CASE REPORT:  A 44-year-old female with history of cocaine and alcohol abuse presented with massive stroke in the emergency department. CT scan revealed extensive left internal carotid artery dissection extending into the left middle and anterior cerebral arteries resulting in a massive left hemispheric infarct, requiring urgent decompressive craniectomy. The patient had a stormy hospital course with multiple episodes of torsades de pointes in the first 4 days requiring aggressive management. She survived all events and was discharged to a nursing home with residual right hemiplegia and aphasia.

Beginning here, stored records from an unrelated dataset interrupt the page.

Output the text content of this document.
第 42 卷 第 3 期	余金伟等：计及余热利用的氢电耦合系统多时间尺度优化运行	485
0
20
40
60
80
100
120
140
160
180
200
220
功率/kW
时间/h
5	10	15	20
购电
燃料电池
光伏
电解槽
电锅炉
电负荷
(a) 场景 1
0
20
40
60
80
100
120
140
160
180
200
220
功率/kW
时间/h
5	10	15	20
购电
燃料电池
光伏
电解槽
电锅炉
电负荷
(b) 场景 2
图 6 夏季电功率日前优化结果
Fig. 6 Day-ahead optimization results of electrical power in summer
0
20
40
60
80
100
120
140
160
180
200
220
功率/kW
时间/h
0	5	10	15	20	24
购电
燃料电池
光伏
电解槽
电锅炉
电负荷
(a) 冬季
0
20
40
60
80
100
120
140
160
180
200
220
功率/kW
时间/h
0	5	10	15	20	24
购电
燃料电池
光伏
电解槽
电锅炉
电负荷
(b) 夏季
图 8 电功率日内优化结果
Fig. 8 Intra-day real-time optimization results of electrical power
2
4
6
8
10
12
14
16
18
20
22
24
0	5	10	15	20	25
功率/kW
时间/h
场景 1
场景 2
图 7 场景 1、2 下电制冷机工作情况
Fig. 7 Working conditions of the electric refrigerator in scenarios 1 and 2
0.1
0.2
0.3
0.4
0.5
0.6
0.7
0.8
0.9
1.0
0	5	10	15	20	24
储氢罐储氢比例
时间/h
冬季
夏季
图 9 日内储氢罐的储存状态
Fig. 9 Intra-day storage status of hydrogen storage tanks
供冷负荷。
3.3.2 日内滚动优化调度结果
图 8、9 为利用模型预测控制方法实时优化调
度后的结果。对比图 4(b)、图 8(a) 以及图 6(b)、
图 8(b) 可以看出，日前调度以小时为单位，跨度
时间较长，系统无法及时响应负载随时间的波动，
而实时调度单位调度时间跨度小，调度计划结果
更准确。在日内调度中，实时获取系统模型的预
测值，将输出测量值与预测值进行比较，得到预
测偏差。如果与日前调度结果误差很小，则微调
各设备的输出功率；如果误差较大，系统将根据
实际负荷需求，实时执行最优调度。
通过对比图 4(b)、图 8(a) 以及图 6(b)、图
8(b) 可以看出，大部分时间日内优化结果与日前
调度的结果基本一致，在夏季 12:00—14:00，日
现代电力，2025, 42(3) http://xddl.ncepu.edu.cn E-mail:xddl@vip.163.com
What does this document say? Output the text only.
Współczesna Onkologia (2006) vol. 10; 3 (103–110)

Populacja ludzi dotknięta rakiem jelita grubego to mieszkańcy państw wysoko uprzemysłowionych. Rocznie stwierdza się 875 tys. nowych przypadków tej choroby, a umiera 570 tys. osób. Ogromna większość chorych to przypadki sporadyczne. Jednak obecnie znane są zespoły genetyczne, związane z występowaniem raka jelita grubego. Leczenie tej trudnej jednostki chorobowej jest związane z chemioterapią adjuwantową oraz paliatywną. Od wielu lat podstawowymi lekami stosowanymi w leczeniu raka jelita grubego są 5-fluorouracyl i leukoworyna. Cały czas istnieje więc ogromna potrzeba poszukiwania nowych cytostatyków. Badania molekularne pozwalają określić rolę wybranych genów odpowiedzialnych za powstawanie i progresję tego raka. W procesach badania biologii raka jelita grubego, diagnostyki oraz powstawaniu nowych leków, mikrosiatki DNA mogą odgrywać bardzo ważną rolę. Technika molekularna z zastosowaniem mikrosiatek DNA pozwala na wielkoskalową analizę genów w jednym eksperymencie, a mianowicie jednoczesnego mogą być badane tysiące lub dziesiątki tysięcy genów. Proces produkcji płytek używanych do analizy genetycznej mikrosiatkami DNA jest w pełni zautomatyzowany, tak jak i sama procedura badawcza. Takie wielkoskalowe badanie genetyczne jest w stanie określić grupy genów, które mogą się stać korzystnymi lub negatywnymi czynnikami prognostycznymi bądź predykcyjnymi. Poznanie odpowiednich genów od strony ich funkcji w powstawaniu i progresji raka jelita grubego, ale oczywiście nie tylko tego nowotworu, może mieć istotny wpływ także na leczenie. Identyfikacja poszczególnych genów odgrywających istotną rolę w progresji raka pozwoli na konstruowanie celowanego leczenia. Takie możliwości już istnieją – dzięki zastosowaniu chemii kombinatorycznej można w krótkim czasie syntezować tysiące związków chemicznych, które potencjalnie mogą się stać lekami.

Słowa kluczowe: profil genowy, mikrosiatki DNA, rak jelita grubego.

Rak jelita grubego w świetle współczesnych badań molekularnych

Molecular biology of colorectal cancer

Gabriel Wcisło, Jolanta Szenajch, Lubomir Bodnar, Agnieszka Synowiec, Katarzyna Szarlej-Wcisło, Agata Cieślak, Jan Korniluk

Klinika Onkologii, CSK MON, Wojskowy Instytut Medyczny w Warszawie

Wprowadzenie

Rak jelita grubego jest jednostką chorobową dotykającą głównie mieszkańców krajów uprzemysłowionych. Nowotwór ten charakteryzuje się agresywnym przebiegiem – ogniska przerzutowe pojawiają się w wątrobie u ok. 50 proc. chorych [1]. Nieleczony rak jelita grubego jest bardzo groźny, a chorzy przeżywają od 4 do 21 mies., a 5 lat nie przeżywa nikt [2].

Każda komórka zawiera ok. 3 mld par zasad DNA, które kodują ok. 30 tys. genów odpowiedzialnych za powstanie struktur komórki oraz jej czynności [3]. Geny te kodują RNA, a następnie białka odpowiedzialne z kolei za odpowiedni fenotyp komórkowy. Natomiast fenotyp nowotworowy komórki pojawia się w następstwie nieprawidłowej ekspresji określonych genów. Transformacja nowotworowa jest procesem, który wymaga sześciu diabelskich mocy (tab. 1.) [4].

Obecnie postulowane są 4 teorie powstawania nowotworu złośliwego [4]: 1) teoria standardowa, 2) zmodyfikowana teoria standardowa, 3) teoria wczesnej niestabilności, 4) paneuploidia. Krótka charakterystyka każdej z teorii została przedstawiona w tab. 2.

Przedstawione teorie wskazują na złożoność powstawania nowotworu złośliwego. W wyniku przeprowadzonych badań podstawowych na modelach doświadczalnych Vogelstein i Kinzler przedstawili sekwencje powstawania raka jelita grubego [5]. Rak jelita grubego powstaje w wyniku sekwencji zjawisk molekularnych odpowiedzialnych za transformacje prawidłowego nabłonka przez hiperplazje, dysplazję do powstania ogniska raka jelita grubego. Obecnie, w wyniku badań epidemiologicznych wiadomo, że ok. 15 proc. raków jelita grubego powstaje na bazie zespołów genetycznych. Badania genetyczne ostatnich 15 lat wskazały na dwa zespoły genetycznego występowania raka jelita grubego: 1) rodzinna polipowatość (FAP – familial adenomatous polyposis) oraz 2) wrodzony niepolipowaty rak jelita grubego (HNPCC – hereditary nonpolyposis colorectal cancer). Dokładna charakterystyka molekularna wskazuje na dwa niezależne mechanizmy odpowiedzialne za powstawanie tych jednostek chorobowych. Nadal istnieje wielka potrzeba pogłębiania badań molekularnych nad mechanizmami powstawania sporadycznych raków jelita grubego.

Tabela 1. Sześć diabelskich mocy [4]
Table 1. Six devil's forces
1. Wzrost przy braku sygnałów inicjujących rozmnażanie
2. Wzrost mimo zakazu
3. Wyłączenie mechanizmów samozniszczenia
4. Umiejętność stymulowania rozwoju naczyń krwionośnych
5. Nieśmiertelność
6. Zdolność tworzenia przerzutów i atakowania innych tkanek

CONCLUSION:  The combination of ethanol and cocaine has been associated with a significant increase in the incidence of neurological and cardiac emergencies including cerebral infarction, intracranial hemorrhage, myocardial infarction, cardiomyopathy, and cardiac arrhythmias. The alteration of cocaine pharmacokinetics and the formation of cocaethylene have been implicated, at least partially, in the increased toxicity of this drug combination

and

Cognitive and executive dysfunctions in cocaine dependence: a case-control study].- [Article in Spanish] - Madoz-Gurpide A, Ochoa-Mangado E;  Centro de Salud Mental San Blas, Madrid, Espana.

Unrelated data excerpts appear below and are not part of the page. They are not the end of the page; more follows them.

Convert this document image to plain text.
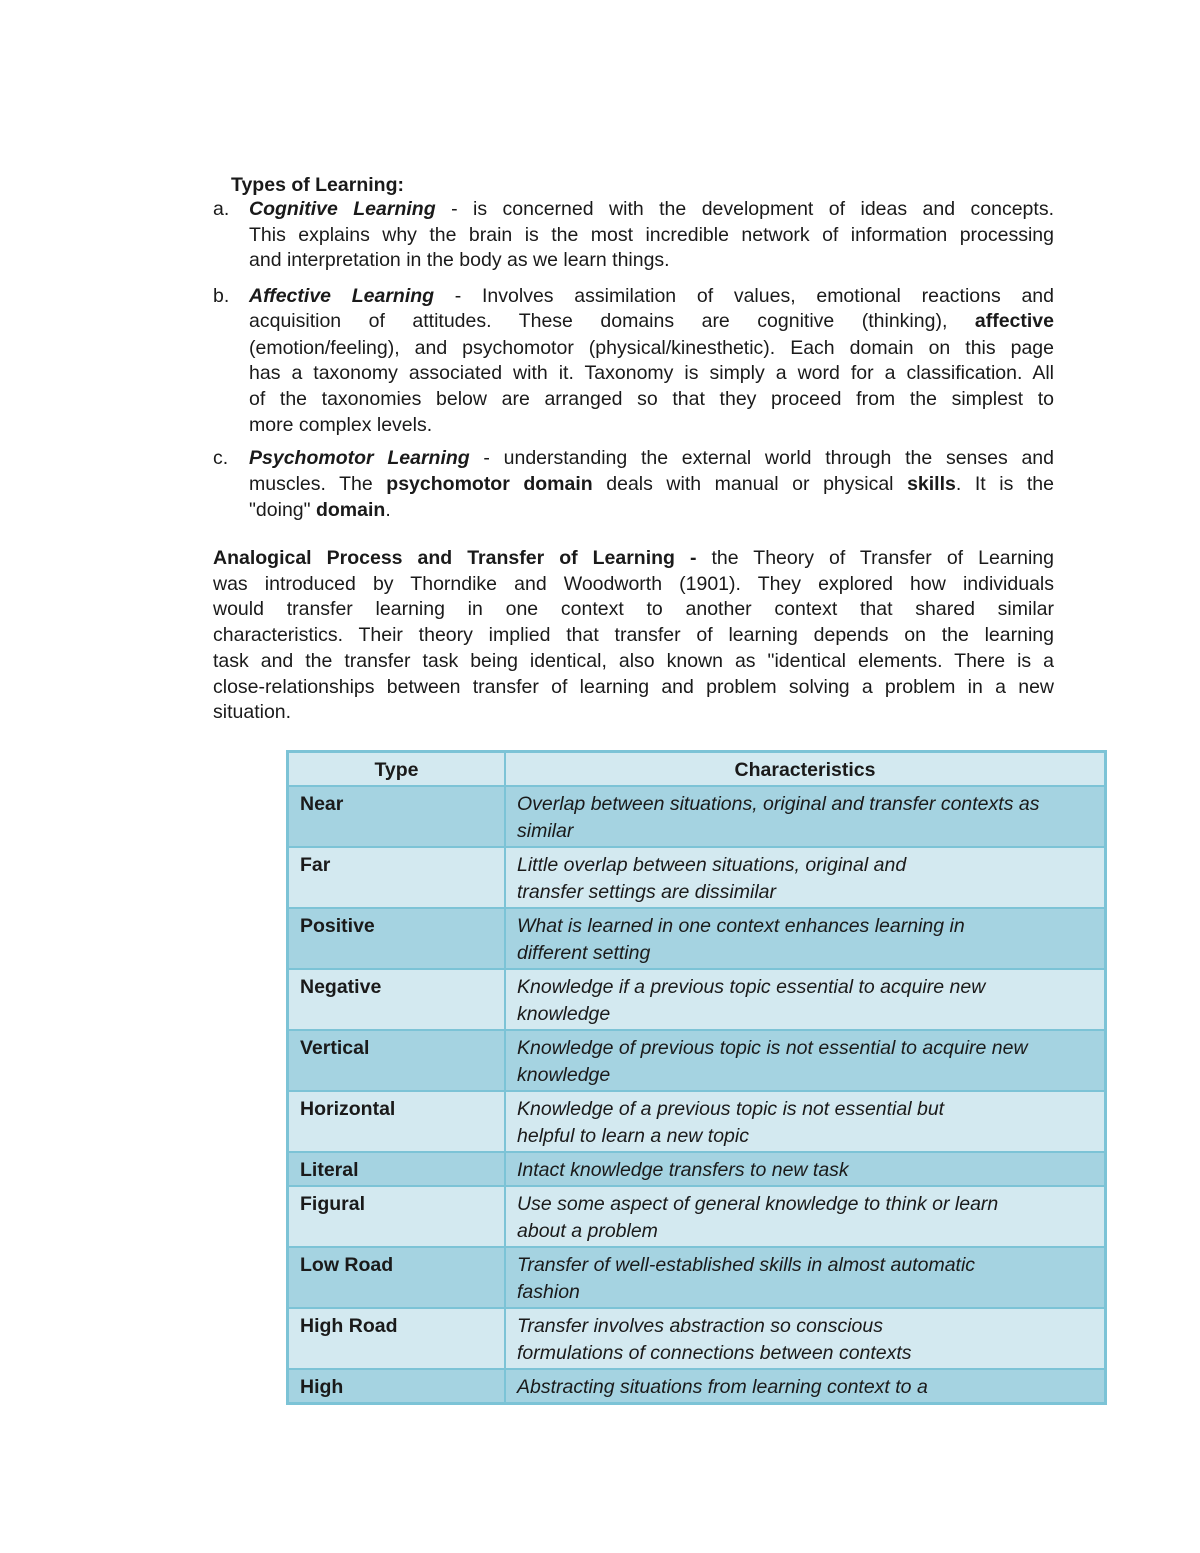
Types of Learning:
a. Cognitive Learning - is concerned with the development of ideas and concepts.
This explains why the brain is the most incredible network of information processing
and interpretation in the body as we learn things.
b. Affective Learning - Involves assimilation of values, emotional reactions and
acquisition of attitudes. These domains are cognitive (thinking), affective
(emotion/feeling), and psychomotor (physical/kinesthetic). Each domain on this page
has a taxonomy associated with it. Taxonomy is simply a word for a classification. All
of the taxonomies below are arranged so that they proceed from the simplest to
more complex levels.
c. Psychomotor Learning - understanding the external world through the senses and
muscles. The psychomotor domain deals with manual or physical skills. It is the
"doing" domain.
Analogical Process and Transfer of Learning - the Theory of Transfer of Learning
was introduced by Thorndike and Woodworth (1901). They explored how individuals
would transfer learning in one context to another context that shared similar
characteristics. Their theory implied that transfer of learning depends on the learning
task and the transfer task being identical, also known as "identical elements. There is a
close-relationships between transfer of learning and problem solving a problem in a new
situation.
Type	Characteristics
Near	Overlap between situations, original and transfer contexts as
similar

Far	Little overlap between situations, original and
transfer settings are dissimilar

Positive	What is learned in one context enhances learning in
different setting

Negative	Knowledge if a previous topic essential to acquire new
knowledge

Vertical	Knowledge of previous topic is not essential to acquire new
knowledge

Horizontal	Knowledge of a previous topic is not essential but
helpful to learn a new topic

Literal	Intact knowledge transfers to new task

Figural	Use some aspect of general knowledge to think or learn
about a problem

Low Road	Transfer of well-established skills in almost automatic
fashion

High Road	Transfer involves abstraction so conscious
formulations of connections between contexts

High	Abstracting situations from learning context to a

INTRODUCTION. In the past, various studies have related chronic cocaine use to diverse types of neuropsychological impairment. However, the majority of these studies offer partial results using batteries of tests of little ecological weight.
AIM. To investigate neuropsychological impairment (and of executive functions in particular) amongst severe chronic cocaine users, measured by means of more ecological tests and in a more global manner, taking confounding factors into account, such as age, years of schooling, gender, race, opioid dependence and alcohol consumption.
SUBJECTS AND METHODS. We performed an observational study, comparing the cocaine dependence group (n = 24) with a non-cocaine use control group (n = 27).
RESULTS. The principal results revealed significant differences in the direct and reverse digit span tests (p = 0.008 and p < 0.001 respectively), and in the Cards Test (p < 0.001). They also showed a significance result in the Zoo Map Test (p = 0.001), and in different measurements but not in all forming part of the Wisconsin test (number of correct responses and number of errors).
CONCLUSIONS. These results confirm that the chronic use of cocaine per se causes neuropsychological impairment that is manifested in classical and ecologically-valid tests. This impairment may influence patients' functionality and prognosis, and also therapeutic failure.